Data Scientist Professional
Example Practical Exam Solution
You can find the project information that accompanies this example solution in the resource center, Practical Exam Resources.
Data Validation
This data set has 6738 rows, 9 columns. I have validated all variables and I have not made any changes after validation. All the columns are just as described in the data dictionary:
- model: 18 models without missing values, same as the description. No cleaning is needed.
- year: 23 unique values without missing values, from 1998 to 2020, same as the description. No cleaning is needed.
- price: numeric values without missing values, same as the description. No cleaning is needed.
- transmission: 4 categories without missing values, same as the description. No cleaning is needed.
- mileage: numeric values, same as the description. No cleaning is needed.
- fuelType: 4 categories without missing values, same as the description. No cleaning is needed.
- mpg: numeric values without missing values, same as the description. No cleaning is needed.
- engineSize: 16 possible values without missing values, same as the description. No cleaning is needed.

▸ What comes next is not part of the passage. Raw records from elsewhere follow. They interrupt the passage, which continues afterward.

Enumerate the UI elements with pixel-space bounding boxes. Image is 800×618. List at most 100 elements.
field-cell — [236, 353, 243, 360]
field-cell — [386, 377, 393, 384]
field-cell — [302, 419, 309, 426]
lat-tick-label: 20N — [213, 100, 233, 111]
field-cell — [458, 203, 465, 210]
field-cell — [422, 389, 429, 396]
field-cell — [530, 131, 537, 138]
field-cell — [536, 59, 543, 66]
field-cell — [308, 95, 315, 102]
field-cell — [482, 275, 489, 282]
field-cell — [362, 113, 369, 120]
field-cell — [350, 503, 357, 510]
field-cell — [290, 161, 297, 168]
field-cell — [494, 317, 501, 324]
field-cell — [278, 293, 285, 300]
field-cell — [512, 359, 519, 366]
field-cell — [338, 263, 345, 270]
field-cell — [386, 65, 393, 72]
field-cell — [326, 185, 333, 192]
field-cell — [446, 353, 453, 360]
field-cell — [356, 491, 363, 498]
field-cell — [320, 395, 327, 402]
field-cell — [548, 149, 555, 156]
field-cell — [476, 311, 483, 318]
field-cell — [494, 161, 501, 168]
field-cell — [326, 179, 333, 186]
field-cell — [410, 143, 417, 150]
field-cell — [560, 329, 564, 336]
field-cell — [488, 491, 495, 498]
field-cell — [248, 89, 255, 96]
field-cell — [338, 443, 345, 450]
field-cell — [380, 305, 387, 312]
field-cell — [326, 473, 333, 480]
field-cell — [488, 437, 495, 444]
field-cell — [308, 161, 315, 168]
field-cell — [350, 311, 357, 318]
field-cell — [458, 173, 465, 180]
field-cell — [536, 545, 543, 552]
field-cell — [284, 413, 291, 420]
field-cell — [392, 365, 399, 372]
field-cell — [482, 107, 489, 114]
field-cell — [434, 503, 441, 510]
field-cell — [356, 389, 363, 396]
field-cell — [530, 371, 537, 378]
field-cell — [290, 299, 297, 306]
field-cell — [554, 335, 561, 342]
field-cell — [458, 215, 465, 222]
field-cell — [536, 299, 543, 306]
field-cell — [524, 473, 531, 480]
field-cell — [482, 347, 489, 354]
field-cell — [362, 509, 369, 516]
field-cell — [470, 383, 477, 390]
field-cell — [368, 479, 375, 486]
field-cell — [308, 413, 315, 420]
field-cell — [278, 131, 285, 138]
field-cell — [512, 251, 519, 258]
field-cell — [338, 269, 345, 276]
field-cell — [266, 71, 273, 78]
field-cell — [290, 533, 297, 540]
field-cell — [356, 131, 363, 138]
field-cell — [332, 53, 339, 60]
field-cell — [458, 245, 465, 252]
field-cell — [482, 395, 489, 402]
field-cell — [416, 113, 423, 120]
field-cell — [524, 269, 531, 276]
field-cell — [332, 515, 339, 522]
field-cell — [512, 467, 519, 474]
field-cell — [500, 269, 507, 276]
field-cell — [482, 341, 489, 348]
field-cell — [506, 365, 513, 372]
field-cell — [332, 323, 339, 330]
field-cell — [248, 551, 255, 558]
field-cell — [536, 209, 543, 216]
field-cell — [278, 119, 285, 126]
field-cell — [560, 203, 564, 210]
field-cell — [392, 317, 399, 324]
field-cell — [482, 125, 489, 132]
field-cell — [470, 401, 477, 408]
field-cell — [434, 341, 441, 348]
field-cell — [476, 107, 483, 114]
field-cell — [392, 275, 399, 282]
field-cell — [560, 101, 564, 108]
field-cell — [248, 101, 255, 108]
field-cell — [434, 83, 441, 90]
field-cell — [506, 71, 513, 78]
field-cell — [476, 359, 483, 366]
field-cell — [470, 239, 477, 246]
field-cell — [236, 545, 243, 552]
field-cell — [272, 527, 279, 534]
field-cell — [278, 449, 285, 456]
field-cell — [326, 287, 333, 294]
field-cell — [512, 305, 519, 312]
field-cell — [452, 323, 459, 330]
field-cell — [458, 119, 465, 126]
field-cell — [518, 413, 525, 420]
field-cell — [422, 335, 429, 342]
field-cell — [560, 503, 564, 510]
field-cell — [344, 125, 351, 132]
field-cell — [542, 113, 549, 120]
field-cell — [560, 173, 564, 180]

# Use this cell to begin, and add as many cells as you need to complete your analysis!
import pandas as pd
import numpy as np
import matplotlib.pyplot as plt
import matplotlib.style as style
import seaborn as sns
from sklearn.model_selection import train_test_split
from sklearn.linear_model import LinearRegression
from sklearn.tree import DecisionTreeRegressor
from sklearn.preprocessing import LabelEncoder
from sklearn.preprocessing import PowerTransformer
from sklearn.metrics import r2_score,mean_squared_error
plt.style.use('ggplot')
df = pd.read_csv('data/toyota.csv')
df.info()
#validate possible 18 values
df['model'].nunique()
#validate year of manufacture from 1998 to 2020
df['year'].unique()
#validate four types of transmission
df['transmission'].unique()
#validate four fuel Types
df['fuelType'].unique()
#validate 16 possible values in engineSize
df['engineSize'].nunique()
#validate any negative values in numeric variables
df.describe()
Exploratory Analysis
I have investigated the target variable and features of the car, and the relationship between target variable and features. After the analysis,I decided to apply the following changes to enable modeling:
- Price: use log transformation
- Create a new ordinal variable from tax variable
Target Variable - Price
Since we need to predict the price, the price variable would be our target variable. From the histogram on the left below, we can see there is a longer right tail. Therefore, we apply log transforamtion of the price variable, the distribution on the right below is close to normal distribution.
fig, axes = plt.subplots(1,2,figsize=(15,5))
sns.histplot(df['price'],ax=axes[0]).set(title='The Distribution of Target Variable - Price')
sns.histplot(df['price'],log_scale=True,ax=axes[1]).set(title='The Distribution of Target Variable - Price (Log Scale)');
df['price'] = np.log(df['price'])
Numeric Variables - Mileage, Tax, mpg
From the heatmap below, we can conclude that there is a moderate linear negative relationship in two pairs of variables - price log transformation and mileage, tax and mpg.